01 Aug Microsoft email changing from Hotmail to Outlook
Microsoft solutions will be changing in the near future, as millions of individuals who use Hotmail as their primary email gateway will soon find. Hotmail will no longer be the go-to for electronic communications needs – the computing magnate is now moving forward with an all-new Outlook.com.
Push to remain competitive
Microsoft's corporate vice president of Windows Live Chris Jones recently introduced the new offering in a blog post. Though Hotmail has been one of the most popular email platforms worldwide since 1996, the company is going in a different direction to stay competitive with other corporations, like Google's Gmail, the blog explained.
The Wall Street Journal reported the evolution of the familiar Outlook came from relative stagnation of the Hotmail system in past years. Microsoft also hopes to give users a unique hub that no other email providers have really tapped into – multiple social website and other non-company solutions integration.

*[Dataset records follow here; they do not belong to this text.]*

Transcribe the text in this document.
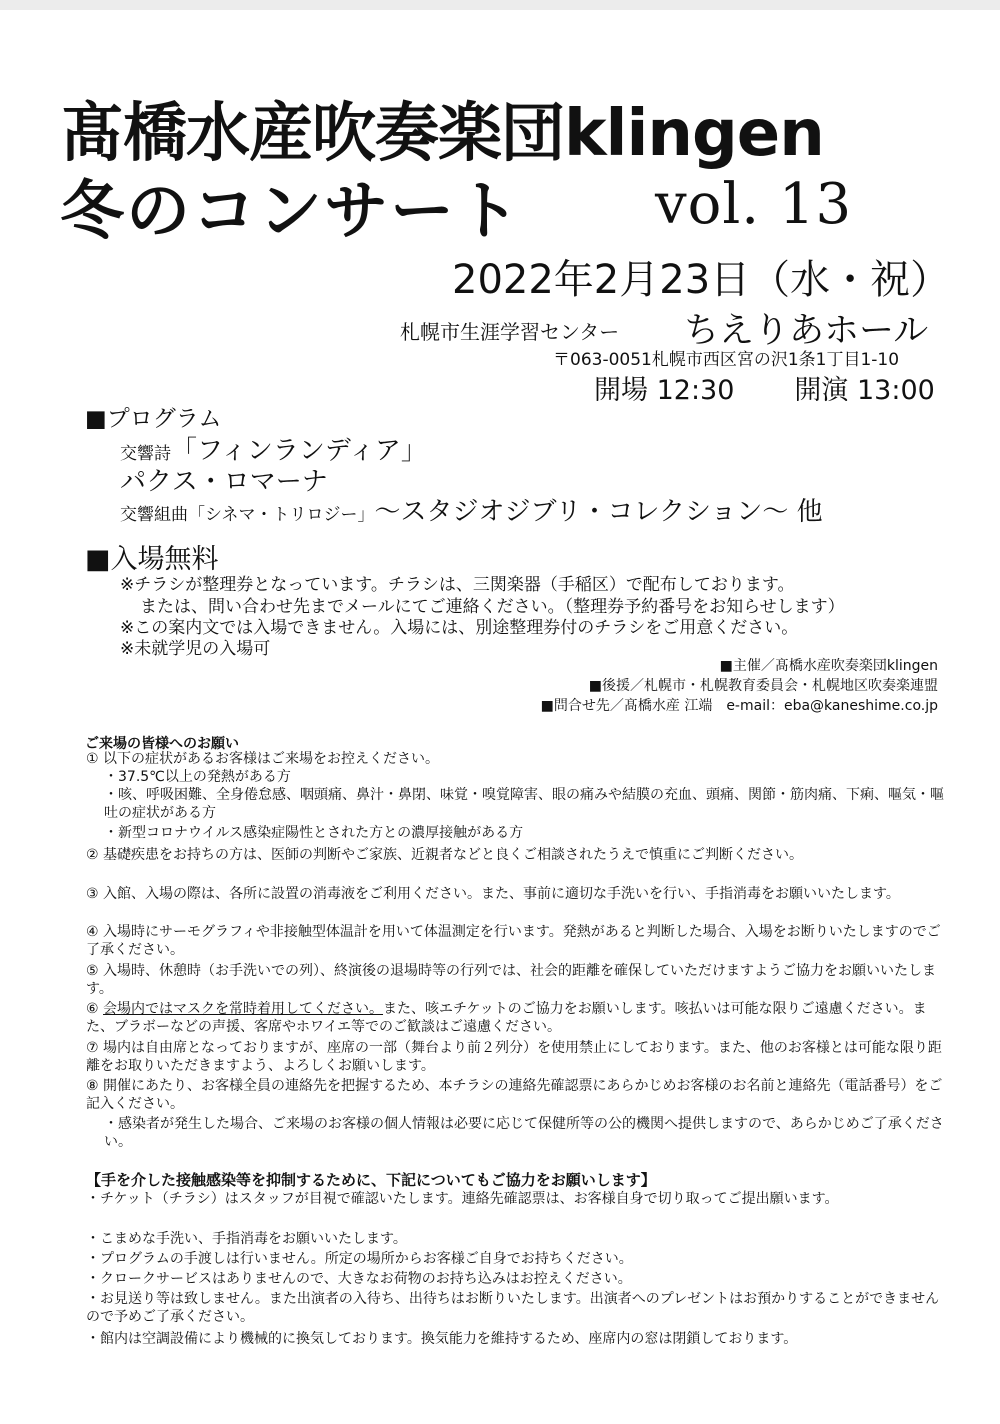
髙橋水産吹奏楽団klingen
冬のコンサート vol. 13
2022年2月23日（水・祝）
札幌市生涯学習センター ちえりあホール
〒063-0051札幌市西区宮の沢1条1丁目1-10
開場 12:30 開演 13:00
■プログラム
交響詩「フィンランディア」
パクス・ロマーナ
交響組曲「シネマ・トリロジー」〜スタジオジブリ・コレクション〜 他
■入場無料
※チラシが整理券となっています。チラシは、三関楽器（手稲区）で配布しております。
または、問い合わせ先までメールにてご連絡ください。（整理券予約番号をお知らせします）
※この案内文では入場できません。入場には、別途整理券付のチラシをご用意ください。
※未就学児の入場可
■主催／髙橋水産吹奏楽団klingen
■後援／札幌市・札幌教育委員会・札幌地区吹奏楽連盟
■問合せ先／髙橋水産 江端　e-mail：eba@kaneshime.co.jp
ご来場の皆様へのお願い
① 以下の症状があるお客様はご来場をお控えください。
・37.5℃以上の発熱がある方
・咳、呼吸困難、全身倦怠感、咽頭痛、鼻汁・鼻閉、味覚・嗅覚障害、眼の痛みや結膜の充血、頭痛、関節・筋肉痛、下痢、嘔気・嘔吐の症状がある方
・新型コロナウイルス感染症陽性とされた方との濃厚接触がある方
② 基礎疾患をお持ちの方は、医師の判断やご家族、近親者などと良くご相談されたうえで慎重にご判断ください。
③ 入館、入場の際は、各所に設置の消毒液をご利用ください。また、事前に適切な手洗いを行い、手指消毒をお願いいたします。
④ 入場時にサーモグラフィや非接触型体温計を用いて体温測定を行います。発熱があると判断した場合、入場をお断りいたしますのでご了承ください。
⑤ 入場時、休憩時（お手洗いでの列）、終演後の退場時等の行列では、社会的距離を確保していただけますようご協力をお願いいたします。
⑥ 会場内ではマスクを常時着用してください。また、咳エチケットのご協力をお願いします。咳払いは可能な限りご遠慮ください。また、ブラボーなどの声援、客席やホワイエ等でのご歓談はご遠慮ください。
⑦ 場内は自由席となっておりますが、座席の一部（舞台より前２列分）を使用禁止にしております。また、他のお客様とは可能な限り距離をお取りいただきますよう、よろしくお願いします。
⑧ 開催にあたり、お客様全員の連絡先を把握するため、本チラシの連絡先確認票にあらかじめお客様のお名前と連絡先（電話番号）をご記入ください。
・感染者が発生した場合、ご来場のお客様の個人情報は必要に応じて保健所等の公的機関へ提供しますので、あらかじめご了承ください。
【手を介した接触感染等を抑制するために、下記についてもご協力をお願いします】
・チケット（チラシ）はスタッフが目視で確認いたします。連絡先確認票は、お客様自身で切り取ってご提出願います。
・こまめな手洗い、手指消毒をお願いいたします。
・プログラムの手渡しは行いません。所定の場所からお客様ご自身でお持ちください。
・クロークサービスはありませんので、大きなお荷物のお持ち込みはお控えください。
・お見送り等は致しません。また出演者の入待ち、出待ちはお断りいたします。出演者へのプレゼントはお預かりすることができませんので予めご了承ください。
・館内は空調設備により機械的に換気しております。換気能力を維持するため、座席内の窓は閉鎖しております。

According to the source, citing the latest statistics from comScore, approximately 324 million people currently use Hotmail for their communication needs, while Gmail usership is steadily climbing, with 278 million users.
Additionally, according to The WSJ, the new platform will enable easy use on new devices, such as mobile phones and tablets.
Part of the draw to the new system is the crisper, clear look, as well as the social media plug-ins that will be incorporated for users. Moreover, account holders will be faced with less advertisements, so they can hone their focus in on the task at hand.
Chris Jones' blog post detailed that the header on the Outlook platform will have 60 percent fewer pixels as compared to Hotmail, which will enable a larger view of the inbox. Users will be able to see 30 percent more messages at once in their inbox, without having to scroll down. Moreover, the decrease in ads will allow individuals more space to regard email details, like longer subject lines and time stamps.
Jones assured that with the drop in ads also comes the guarantee that Microsoft will not be scanning consumer information without permission from messages or shared user information to tailor the banner ads that do pop up.
According to Jones' post, emails will now have the option of being directly connected to Facebook, Twitter, LinkedIn and Google. A Skype button is soon to follow as well. Various updates from the websites can be viewed in the inbox, so emails are guaranteed to be relevant. Moreover, contacts from the various sites will be easily integrated into Outlook and only a mouse click away from a voice call or video conference.
Current Hotmail, MSN mail and Windows Live users should know that their addresses will not be changed, Jones detailed. However, ZDNet noted, Outlook address names are available to users, so those who have invested in their old systems may want to claim their moniker.
The source also noted that Outlook.com is currently just a preview, but eventually Hotmail will be phased out completely, so users may want to make the free upgrade sooner than later to get used to the interface.